Petr Hromádka, musician, composer and co-founder of the Brno band Ještě jsme se nedohodli (We Haven´t Agreed Yet), was born on 31 August 1958 in Brno, where he spent his whole life. He came from a musical family - his great-grandfather Antonín Hromádka was a chorister at Petrov and a contemporary of Leoš Janáček, his grandfather Jaroslav Hromádka was a lawyer, singer-bassist and passionate pianist. His father Pavel worked as a civil engineer, his mother Lada née Świrková was a renowned ophthalmologist. He spent his childhood on Slovanské náměstí in Brno. He acquired the basics of music in his childhood, but his real interest in music was fully awakened at the age of 14, when he discovered rock and jazz recordings (Deep Purple, Led Zeppelin, Mahavishnu Orchestra). He was led to music by organist Stanislav Kostka Vrbka, with whom he studied improvisation and piano.

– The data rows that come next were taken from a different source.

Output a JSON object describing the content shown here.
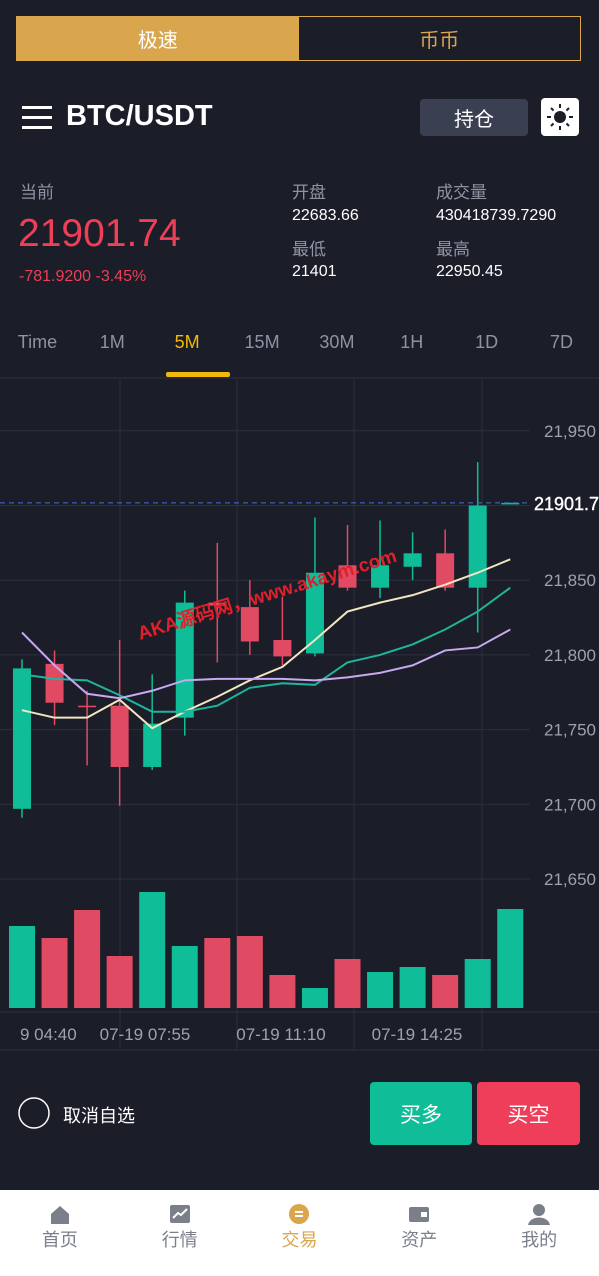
{
  "tabs": [
    "极速",
    "币币"
  ],
  "header": {
    "pair": "BTC/USDT",
    "position_button": "持仓"
  },
  "stats": {
    "current_label": "当前",
    "current_price": "21901.74",
    "change": "-781.9200 -3.45%",
    "open_label": "开盘",
    "open": "22683.66",
    "low_label": "最低",
    "low": "21401",
    "volume_label": "成交量",
    "volume": "430418739.7290",
    "high_label": "最高",
    "high": "22950.45"
  },
  "intervals": [
    "Time",
    "1M",
    "5M",
    "15M",
    "30M",
    "1H",
    "1D",
    "7D"
  ],
  "chart_data": {
    "type": "candlestick",
    "ylim": [
      21559,
      21984
    ],
    "yticks": [
      {
        "value": 21650,
        "label": "21,650"
      },
      {
        "value": 21700,
        "label": "21,700"
      },
      {
        "value": 21750,
        "label": "21,750"
      },
      {
        "value": 21800,
        "label": "21,800"
      },
      {
        "value": 21850,
        "label": "21,850"
      },
      {
        "value": 21900,
        "label": "21,900"
      },
      {
        "value": 21950,
        "label": "21,950"
      }
    ],
    "xlabels": [
      "9 04:40",
      "07-19 07:55",
      "07-19 11:10",
      "07-19 14:25"
    ],
    "open": [
      21697,
      21794,
      21766,
      21766,
      21725,
      21758,
      21835,
      21832,
      21810,
      21801,
      21860,
      21845,
      21859,
      21868,
      21845,
      21901
    ],
    "close": [
      21791,
      21768,
      21765,
      21725,
      21754,
      21835,
      21833,
      21809,
      21799,
      21855,
      21845,
      21860,
      21868,
      21845,
      21900,
      21901.74
    ],
    "high": [
      21797,
      21803,
      21776,
      21810,
      21787,
      21843,
      21875,
      21850,
      21839,
      21892,
      21887,
      21890,
      21882,
      21884,
      21929,
      21902
    ],
    "low": [
      21691,
      21753,
      21726,
      21699,
      21723,
      21746,
      21795,
      21800,
      21793,
      21799,
      21843,
      21838,
      21850,
      21843,
      21815,
      21901
    ],
    "volume": [
      82,
      70,
      98,
      52,
      116,
      62,
      70,
      72,
      33,
      20,
      49,
      36,
      41,
      33,
      49,
      99
    ],
    "up_color": "#0fbd98",
    "down_color": "#e04b63",
    "ma": [
      {
        "color": "#f2e6c0",
        "values": [
          21763,
          21758,
          21758,
          21770,
          21751,
          21762,
          21772,
          21783,
          21792,
          21810,
          21829,
          21835,
          21840,
          21847,
          21855,
          21864
        ]
      },
      {
        "color": "#1fb59a",
        "values": [
          21787,
          21784,
          21783,
          21773,
          21762,
          21762,
          21766,
          21778,
          21781,
          21780,
          21795,
          21800,
          21807,
          21817,
          21829,
          21845
        ]
      },
      {
        "color": "#c8a8ef",
        "values": [
          21815,
          21793,
          21774,
          21771,
          21776,
          21783,
          21784,
          21784,
          21784,
          21783,
          21785,
          21788,
          21793,
          21803,
          21805,
          21817
        ]
      }
    ],
    "last_price": 21901.74,
    "watermark": "AKA源码网，www.akaym.com"
  },
  "bottom": {
    "favorite": "取消自选",
    "buy_long": "买多",
    "buy_short": "买空"
  },
  "nav": [
    "首页",
    "行情",
    "交易",
    "资产",
    "我的"
  ]
}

In the 1970s, he studied at the grammar school on Slovanské náměstí, where he met his friends, with whom he formed the band Ještě jsme se nedohodli in 1980. The band became part of the Brno alternative scene, playing experimental rock and often having to perform under a different name to avoid interference from the authorities and police. The concerts at which the band played were often cancelled or banned. After graduating from secondary school, the witness briefly studied medicine and then the Faculty of Education, but did not finish either school. He worked as an orderly and in other professions and devoted himself to composing music. He worked with the theatre group Ochotnický kroužek, where he acted and for which he composed incidental music. After 1989 he continued to compose scenic music and occasionally performed with the band. He sees music as a personal statement and a lifelong passion. In his reminiscences he often recalls his family‘s musical heritage and the underground atmosphere of normalization. At the time of the interview, in July 2025, Petr Hromádka was living and working in Brno.